The nuclear receptor–FGF pathway was discussed by David Mangelsdorf (U. Texas Southwestern Medical Center) and Moore. Moore presented a parental nutrition-associated liver disease (PNALD) neonatal piglet model that lacks the normal production and circulation of bile acids (BA); the BA–FGF19–FXR pathway is disrupted in these animals, but reintroduction of BAs (specifically chenodeoxycholic acid reverses deleterious effects. According to Mangelsdorf, FGF15 activation by BA and FXR leads to effects similar to insulin action, although through a different pathway. A mechanism of PPARγ phosphorylation by CDK5 was described by Bruce Spiegelman (Harvard Medical School). In obesity, both inflammatory cytokines and lipids lead to the activation of CDK5, which in turn phosphorylates PPARγ-S273. This affects a precise subset of PPARγ-regulated genes (including CD36, adiponectin, adipsin and leptin). Treatment with PPARγ ligands (including MRL24) blocks the phosphorylation event by inducing a conformational change in PPARγ that makes it less prone to phosphorylation.

The role of nuclear receptors in maintaining pluripotency was covered in a presentation by Austin J. Cooney (Baylor College of Medicine).

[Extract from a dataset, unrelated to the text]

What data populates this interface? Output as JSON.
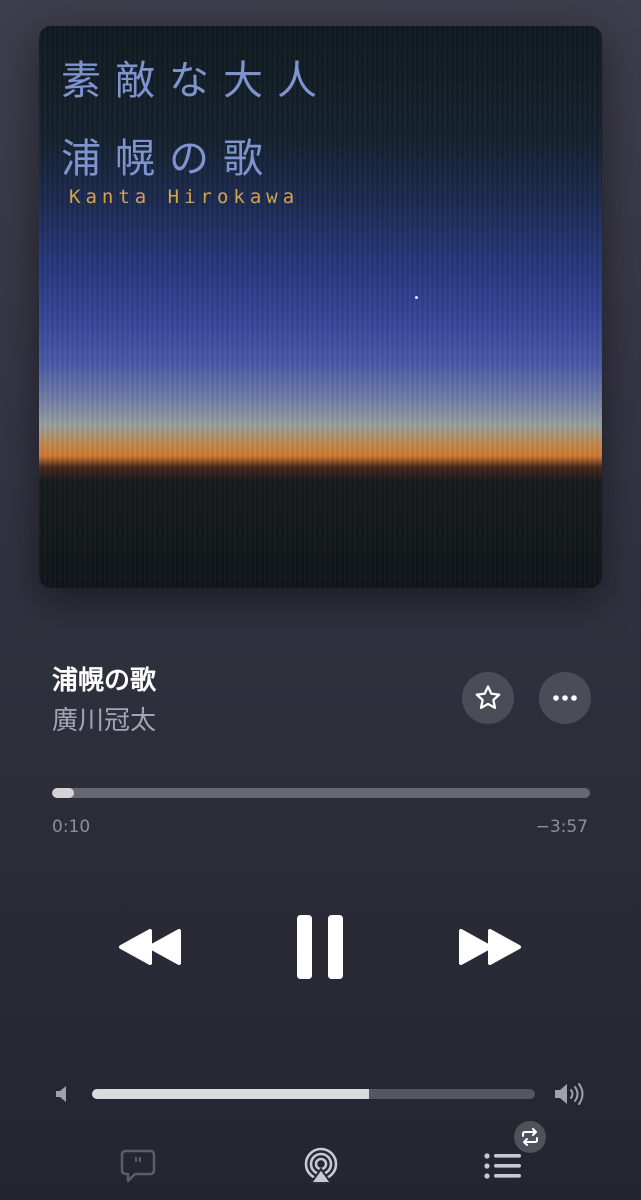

Cooney's work shows that canonical Wnt signalling acting through β-catenin promotes pluripotency gene expression (Oct4) in an Lrh-1 dependent manner. Differentiation of embryonic stem cells by application of retinoic acid leads to loss of Lrh-1 and activation of the Oct4 repressor GCNF, which in turn initiates the silencing of the gene. These findings suggest a potential mechanism for the regulation of pluripotency by small molecules.

The nuclear receptor field continues to expand and develop new opportunities. Increasing attention is being devoted to the vast and complex roles of nuclear receptors in human disease, while fundamental mechanisms of receptor action remain the subject of intensive investigation. With the explosion of information and detail now available from genome-wide studies, as well as real time studies in live cells, we are clearly at the beginning of a new era in receptor biology.